Health Services: Provide schools with adequate health professionals to intervene in health problems and help develop healthy behaviors. These professionals can include the school nurse, nurse practitioners, dentists, health educators, physicians and physician assistants.

Counseling, Psychological, and Social Services: Provide prevention and intervention efforts to help promote the social, emotional, and psychological needs for all children, and design systems and services to support the mental health of children. Professionals who help support these efforts include school psychologists, school counselors, and school social workers.

Community Involvement: Actively seek partnerships between schools and their communities to share resources and to volunteer to support health-related activities and education.

Family Engagement: Collaborate with parents and families to create a school environment where parents feel welcomed, and there is a feeling of shared responsibility for the health and wellbeing of the children.
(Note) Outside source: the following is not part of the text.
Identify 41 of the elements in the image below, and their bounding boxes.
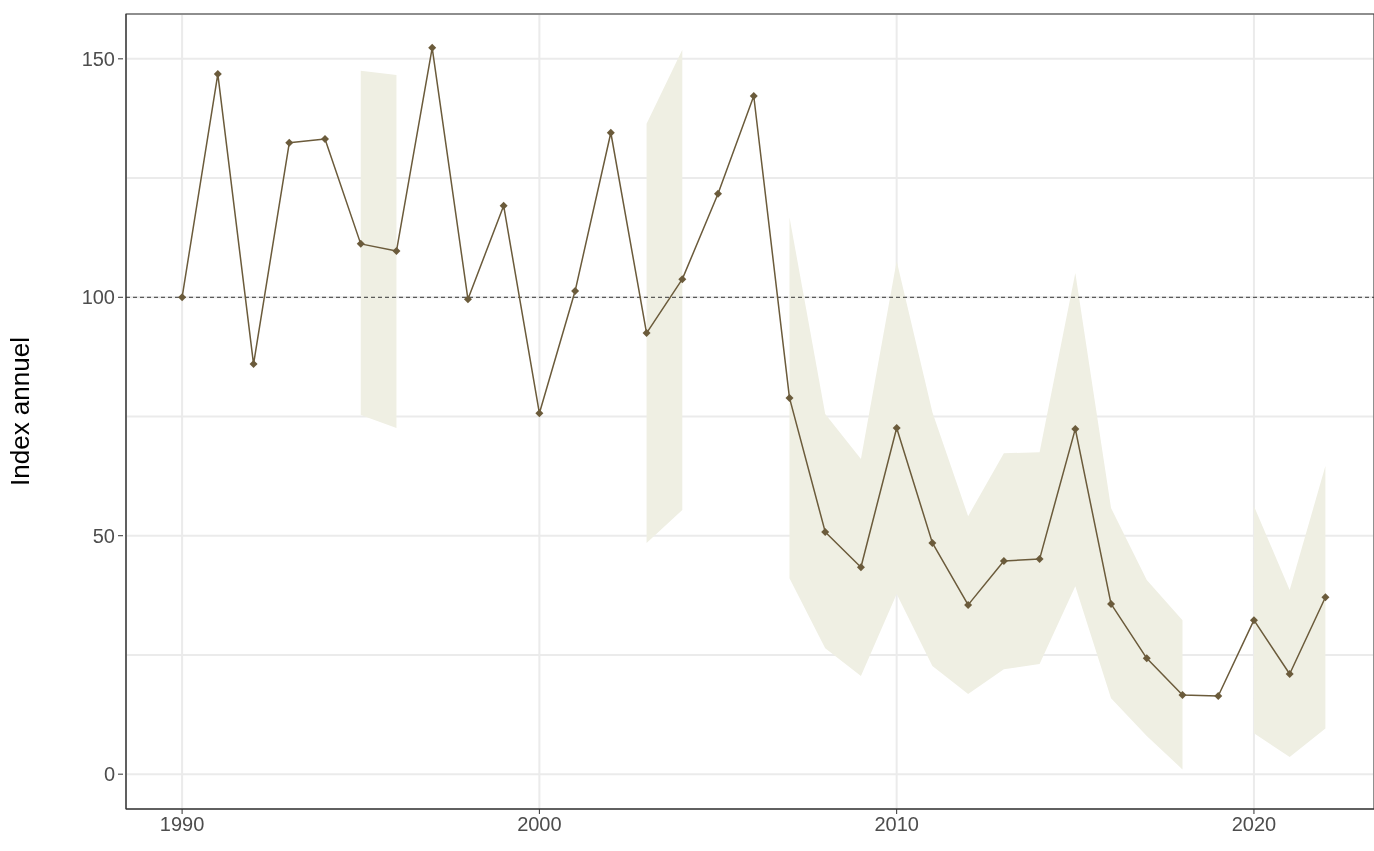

Physical Education and Physical Activity: Commit to a physical education curriculum with certified physical education teachers, physical activity during school and after school, as well as family and community engagement.

It will take a village to promote and improve the physical and emotional health and wellbeing of America's children and adults. This initiative is definitely a step in the right direction. Any public health initiative that seeks to foster healthy behaviors in children and adults must include schools if it is going to be successful. Review these eight components of the healthy schools model and ask yourself, how healthy is your child's school?